“There are many Canadians that don’t know Aboriginal people,” says Landy Anderson, a child protection worker interviewed in this short documentary. As a result, misunderstandings abound. As we reported in June, the 2167 project seeks to correct the fact that “Often Indigenous people are seen as stuck in
the past,” as Jason Ryle of imagineNative says. Often, also, they’re seen as dwelling on rural reserves — or, if they do show up in a city, as drifting rootlessly through it. (Sadly, First Nations are over-represented among the homeless.)
True North takes a brief look at the reality of urban First Nations. Artist Elwood Jimmy speaks of moving as a child from a reserve to Regina’s North-Central district, with its large Aboriginal population. Though the residents were troubled by poverty and addiction, he says, there were many who wanted to make it a welcoming neighbourhood.
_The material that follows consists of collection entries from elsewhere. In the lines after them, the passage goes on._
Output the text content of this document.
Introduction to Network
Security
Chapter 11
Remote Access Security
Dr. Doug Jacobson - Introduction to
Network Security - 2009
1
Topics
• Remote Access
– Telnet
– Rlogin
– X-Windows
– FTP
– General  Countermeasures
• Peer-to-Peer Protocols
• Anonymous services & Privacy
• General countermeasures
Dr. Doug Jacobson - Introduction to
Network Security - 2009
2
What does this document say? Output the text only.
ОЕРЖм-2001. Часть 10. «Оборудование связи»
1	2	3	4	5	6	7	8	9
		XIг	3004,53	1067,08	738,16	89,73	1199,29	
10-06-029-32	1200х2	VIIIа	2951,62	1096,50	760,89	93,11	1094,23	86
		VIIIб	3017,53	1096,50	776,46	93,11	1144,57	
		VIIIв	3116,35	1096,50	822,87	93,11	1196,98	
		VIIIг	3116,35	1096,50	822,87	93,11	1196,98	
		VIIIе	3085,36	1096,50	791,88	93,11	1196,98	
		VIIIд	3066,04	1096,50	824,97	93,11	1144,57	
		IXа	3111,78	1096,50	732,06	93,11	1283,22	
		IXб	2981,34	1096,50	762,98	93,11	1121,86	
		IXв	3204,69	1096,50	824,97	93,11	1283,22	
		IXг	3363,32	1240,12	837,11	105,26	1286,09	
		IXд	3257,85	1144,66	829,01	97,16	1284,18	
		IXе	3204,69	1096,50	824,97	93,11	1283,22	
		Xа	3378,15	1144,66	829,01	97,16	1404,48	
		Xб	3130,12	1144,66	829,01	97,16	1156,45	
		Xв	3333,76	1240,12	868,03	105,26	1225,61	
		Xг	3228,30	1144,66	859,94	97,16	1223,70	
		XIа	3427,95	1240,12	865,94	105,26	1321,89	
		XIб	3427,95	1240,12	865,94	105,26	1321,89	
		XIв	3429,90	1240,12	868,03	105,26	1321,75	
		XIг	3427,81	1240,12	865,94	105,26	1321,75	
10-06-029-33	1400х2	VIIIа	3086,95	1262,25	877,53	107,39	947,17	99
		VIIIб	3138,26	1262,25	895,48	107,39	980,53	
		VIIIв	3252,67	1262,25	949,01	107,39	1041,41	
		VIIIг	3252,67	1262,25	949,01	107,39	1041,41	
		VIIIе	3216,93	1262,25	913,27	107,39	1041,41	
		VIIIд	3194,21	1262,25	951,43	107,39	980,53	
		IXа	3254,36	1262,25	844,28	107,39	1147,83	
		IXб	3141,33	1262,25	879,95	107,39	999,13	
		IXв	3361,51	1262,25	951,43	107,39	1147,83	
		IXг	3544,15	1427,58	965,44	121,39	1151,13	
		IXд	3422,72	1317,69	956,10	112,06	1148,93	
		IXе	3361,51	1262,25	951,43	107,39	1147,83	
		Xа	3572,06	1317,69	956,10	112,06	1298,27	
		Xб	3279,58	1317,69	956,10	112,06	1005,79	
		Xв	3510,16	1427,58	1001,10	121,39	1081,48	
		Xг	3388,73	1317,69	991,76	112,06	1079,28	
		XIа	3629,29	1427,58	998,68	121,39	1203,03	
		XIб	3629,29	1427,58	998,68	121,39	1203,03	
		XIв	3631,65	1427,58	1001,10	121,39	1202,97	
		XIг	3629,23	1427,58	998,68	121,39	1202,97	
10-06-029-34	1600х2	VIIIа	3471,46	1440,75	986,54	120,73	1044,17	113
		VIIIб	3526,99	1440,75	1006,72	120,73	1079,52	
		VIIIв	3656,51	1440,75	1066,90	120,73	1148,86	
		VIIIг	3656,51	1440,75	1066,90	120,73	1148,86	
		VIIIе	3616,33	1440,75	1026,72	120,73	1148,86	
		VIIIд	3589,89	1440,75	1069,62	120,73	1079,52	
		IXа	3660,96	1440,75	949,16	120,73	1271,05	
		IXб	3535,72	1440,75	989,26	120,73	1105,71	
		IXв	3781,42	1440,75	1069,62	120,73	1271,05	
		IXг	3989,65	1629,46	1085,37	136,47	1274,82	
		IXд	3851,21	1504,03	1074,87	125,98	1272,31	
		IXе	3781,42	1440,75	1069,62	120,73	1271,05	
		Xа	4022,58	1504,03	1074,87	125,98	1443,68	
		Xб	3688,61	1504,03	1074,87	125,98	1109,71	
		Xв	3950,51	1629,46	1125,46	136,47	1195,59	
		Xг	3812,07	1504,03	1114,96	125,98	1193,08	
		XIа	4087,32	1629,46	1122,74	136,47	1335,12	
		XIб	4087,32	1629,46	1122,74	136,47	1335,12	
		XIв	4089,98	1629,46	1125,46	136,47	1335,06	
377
On how to make a better life for urban Aboriginals, nearly everyone interviewed comes back to cultural traditions and the importance of preserving them. More opportunities are also needed for youth, who often feel no one listens to them, even their own families (this goes hand-in-hand with addiction). There’s also the destructive legacy of residential schools — though, since this affects Aboriginals everywhere, maybe less time could’ve been spent on the subject.
Filmmaker Zinnia Naqvi created True North for the NS Photo Exchange project, in collaboration with Melania Liendo of Buenos Aires. (That explains the Spanish subtitles.) Ms. Naqvi’s film Seaview was recently screened at Breakthroughs Film Festival in Toronto.